On Oct. 28, members of Florida’s medical boards voted to preliminarily approve rule banning gender-affirming health care treatments for minors suffering from gender dysphoria.
A joint committee of the Florida Board of Medicine and state Board of Osteopathic Medicine voted to begin drafting the rule after hours of public and expert testimony. Both boards are scheduled to meet on Friday, Nov. 4 to finalize the rule, which would prohibit doctors from prescribing puberty blockers, hormones, or surgical interventions to transgender-identifying minors, reports The Hill.
The members of both boards, who were appointed by Republican Gov. Ron DeSantis, a vocal critic of doctors who prescribe gender-affirming treatments, first met to discuss the issue in August, days after the Florida Department of Health filed a petition requesting that the boards establish a new standard of care for minor transgender patients.
In its petition, the department claimed there was a lack of “quality evidence” to justify prescribing puberty blockers and hormones to people with gender dysphoria, and questioning their safety and the long-term effects of such treatments. It recommended that the boards classify such treatments as “experimental” and recommended that patients be “fully informed consent of the risks and limitations” of such treatments.
Additionally, the petition states, children younger than 18 years old do not possess the “cognitive or emotional maturity” to comprehend the consequences of receiving gender-affirming medical care.
The health department, following the lead of Florida Surgeon General Joseph Ladapo, a DeSantis appointee, previously issued guidance in April suggesting that gender-affirming health care should not be accessible to minors and accused the federal government of “injecting political ideology into the health of our children” when it published a fact sheet earlier this year that was supportive of gender-affirming interventions.
In fact, as part of its state opposition to gender-affirming care, the department even recommended that social transition — a reversible process involving no medical interventions in which a person begins living according to their gender identity — often by changing their name or pronouns or wearing clothing or hairstyles that don’t match their assigned sex at birth — be discouraged for minors.

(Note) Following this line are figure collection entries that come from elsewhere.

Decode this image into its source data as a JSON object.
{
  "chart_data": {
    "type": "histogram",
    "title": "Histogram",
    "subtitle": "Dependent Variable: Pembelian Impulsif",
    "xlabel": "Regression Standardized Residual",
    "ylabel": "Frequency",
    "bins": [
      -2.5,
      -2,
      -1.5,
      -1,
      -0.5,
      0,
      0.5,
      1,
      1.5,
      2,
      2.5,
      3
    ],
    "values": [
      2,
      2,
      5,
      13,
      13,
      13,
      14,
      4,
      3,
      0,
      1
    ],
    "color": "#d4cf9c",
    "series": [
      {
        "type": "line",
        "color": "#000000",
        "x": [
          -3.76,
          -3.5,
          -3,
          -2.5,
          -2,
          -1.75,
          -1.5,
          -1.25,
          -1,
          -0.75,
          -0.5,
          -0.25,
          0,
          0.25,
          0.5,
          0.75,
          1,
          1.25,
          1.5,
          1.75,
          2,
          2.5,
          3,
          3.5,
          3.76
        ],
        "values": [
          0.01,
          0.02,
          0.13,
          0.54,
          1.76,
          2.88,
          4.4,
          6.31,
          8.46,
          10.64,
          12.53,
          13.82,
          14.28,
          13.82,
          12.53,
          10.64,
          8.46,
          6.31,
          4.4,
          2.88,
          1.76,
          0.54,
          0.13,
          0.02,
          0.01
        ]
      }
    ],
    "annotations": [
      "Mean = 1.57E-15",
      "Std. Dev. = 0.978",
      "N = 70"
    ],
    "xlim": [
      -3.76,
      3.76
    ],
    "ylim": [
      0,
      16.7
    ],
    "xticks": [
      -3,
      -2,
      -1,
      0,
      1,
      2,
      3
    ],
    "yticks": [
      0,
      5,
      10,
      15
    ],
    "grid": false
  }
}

According to Scientific American, data from more than a dozen studies of more than 30,000 transgender and gender-nonconforming young people consistently show that access to gender-affirming care is associated with better mental health outcomes and lower incidences of suicide, depression, or self-harming behaviors.
Additionally, most major medical organizations, including but not limited to the American Academy of Pediatrics, the American Academy of Child and Adolescent Psychiatry, the Endocrine Society, and the American Psychological Association, have found that gender-affirming care for some suffering from gender dysphoria is both evidence-based and medically necessary — although they recommend a slow, deliberative process, including waiting until someone begins experiencing puberty to prescribe puberty blockers, and discouraging surgical interventions until adulthood.
But critics of gender-affirming care, including Patrick Hunter, a member of the state’s Board of Medicine, have claimed that the studies aren’t conclusive and haven’t provided enough solid evidence demonstrating that gender-affirming interventions are effective or can be safely administered without long-term detrimental health effects.
“Those studies don’t exist,” Hunter said during the Oct. 28 meeting, according to Politico. “We don’t have high quality evidence based on that.”
While bills have been introduced in 25 different states seeking to bar gender-affirming care for minors, and bans on specific treatments for transgender youth have been approved through the legislative process in Arkansas, Alabama, and Arizona, Florida has moved aggressively to restrict all forms of gender-affirming care.
In June, the Florida Agency for Health Care Administration, which oversees the state’s Medicaid program proposed a rule to prohibit Medicaid from covering the costs affiliated with all transition-related procedures, even for adults, which ultimately was approved two months later — despite concerns that the rule might violate nondiscrimination provisions in the Affordable Care Act.
Also in June, the AHCA released its own report on gender-affirming medical care, making assertions and offering recommendations that critics say are based on flawed science and politically motivated.
The debate over gender-affirming care has become a controversial issue and has been exploited, particularly by Republican politicians, in the run-up to this year’s midterm elections. Radio and TV ads denouncing gender-affirming care have been airing in multiple states, and thousands of mailers, in both English and Spanish, have been sent to voters in those states, seeking to exploit latent anti-trans animus and marshal opponents to vote against Democrats in November.
Republicans also appear to have no intention of dropping the issue, even should they win control of Congress, as expected, after they are sworn into office in January. U.S. Rep. Marjorie Taylor Greene, joined by nearly 30 other co-sponsors, has introduced the “Protect Children’s Innocence Act,” which would criminalize doctors and charge them with a felony for prescribing treatments that would assist them in transitioning.